本文首先给出高等代数中著名的Vandermonde行列式^〔4〕的一个推广(不同于文〔5〕),然后简单地导出I.J.Matrix定理的两个推广, 并由此进一步给出几类新颖而有趣的组合恒等式.
定理1 设 $n$ 是一个正整数, $r$ 是一个非负整数,对任意 $n+1$ 个数 $x_{0}, x_{1}, \cdots, x_n$, 令
$$\tag1\label1
D(n, r)=\left|\begin{array}{cccccc}
1 & x_{0} & x_{0}^{2} & \cdots & x_{0}^{n-1} & x_{0}^{r} \\
1 & x_{1} & x_{1}^{2} & \cdots & x_{1}^{n-1} & x_{1}^{r} \\
\cdots & \cdots & \cdots & \cdots & \cdots & \cdots \\
1 & x_{n} & x_{n}^{2} & \cdots & x_{n}^{n-1} & x_{n}^{r}
\end{array}\right|
$$
则有$$\tag2\label2 D(n,r)=\begin{cases}0&,(0\le r\le n-1)\\\prod_{0\le j<i\le n}(x_i-x_j)\sum_{j_{0}+j_{1}+\cdots+j_n=r-n} x_{0}^{j_{0}}x_{1}^{j_{1}} \cdots  x_n^{j_n}&,(r\ge n)\end{cases}$$
其中, $j_{0}, j_{1}, \cdots, j_{n}$皆为非负整数 (在后面的讨论中, 这一说明从略)。

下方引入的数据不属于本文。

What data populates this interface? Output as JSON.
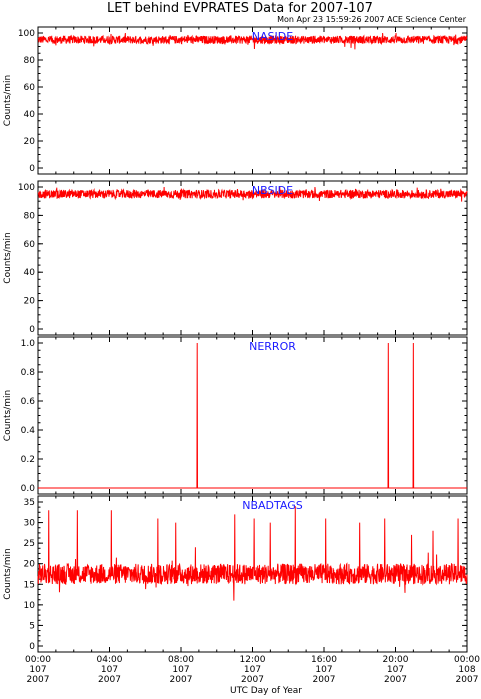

证明 当 $0 \leqslant r \leqslant n-1$ 时, $D(n, r)$ 中有两列元素相同, 所以, $D(n, r)=0$,下面用数学归纳法证明 $r \geqslant n$ 的情形。
当 $r \geqslant 1$ 时, 因
$$D(1, r)=x_{1}^{r}-x_{0}^{r}=\left(x_{1}-x_{0}\right)\left(x_{0}^{r-1}+x_0^{r-2} x_{1}+\cdots+x_{1}^{r-1}\right)=\left(x_{1}-x_{0}\right) \sum_{j_{0}+j_{1}=r-1} x_0^{j_{0}} x_{1}^{j_{1}}$$所以, 当 $n=1$ 时, 结论成立, 设结论对 $n-1(n \geqslant 2, r \geqslant n-1)$ 的情形成立, 现考虑 $n(r \geqslant n)$ 的情形。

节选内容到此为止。